Acute intraluminal inflammatory and degenerative changes were much more severe in rats than humans and these inflammatory changes were associated with lipoproteinosis and cholesterol granulomas. In addition, the rats showed much greater alveolar epithelial hyperplasia than humans and, in addition, showed dysplastic and early neoplastic change in response to both fibrogenic and relatively nonfibrogenic dusts. This pattern of epithelial changes is not seen in humans. Asbestos (Craighead et al., 1988) and, to a lesser extent, silica (Kurihara and Wada, 2004) are associated with epithelial hyperplasia in the human (Craighead et al., 1982, 1988) and asbestos is strongly linked to increased risk for lung cancer and mesothelioma (Hodgson and Darnton, 2000).
By contrast, humans exposed to relatively nonfibrogenic dusts, such as coal mine dust, do not develop proliferative epithelial lesions and coal miners have lower than expected rates for lung cancer when adjusted for their smoking histories (Kuempel et al., 1995; Ghariem et al., 2004). These findings in humans indicate that only dusts that initiate epithelial hyperplastic changes are associated with increased risk for lung cancer. Rats, on the other hand, appear to develop proliferative epithelial lesions in response to particulate dusts of all types.

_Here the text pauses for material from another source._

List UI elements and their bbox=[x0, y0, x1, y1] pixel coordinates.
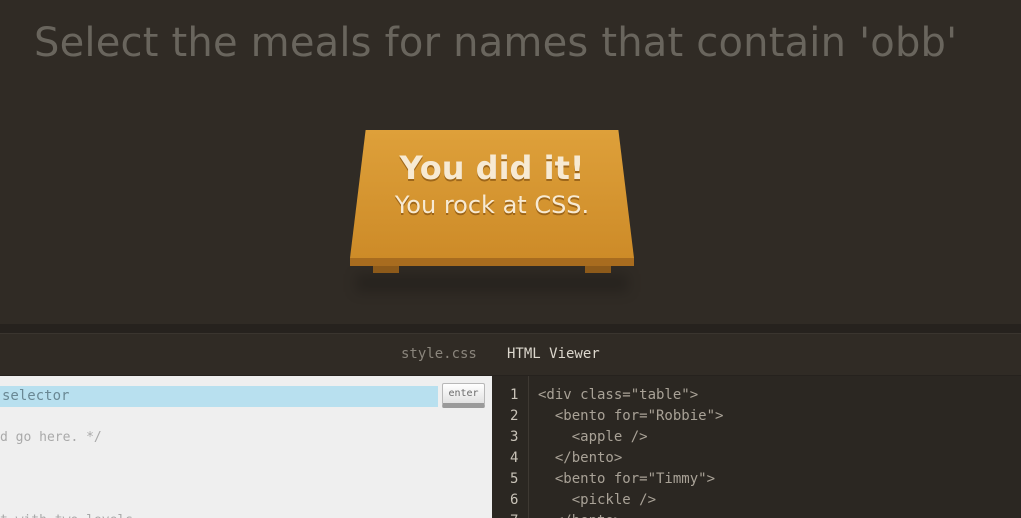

In conclusion, rats and humans reveal many important differences in how they respond to nonfibrous inhaled particles. These differences must be considered when developing rat models of human pulmonary diseases. In addition some of these may account for the differences in carcinogenicity between humans and rats in response to inhaled particulates (Dungworth et al., 1994; Mauderly, 1996; Hahn et al., 1998).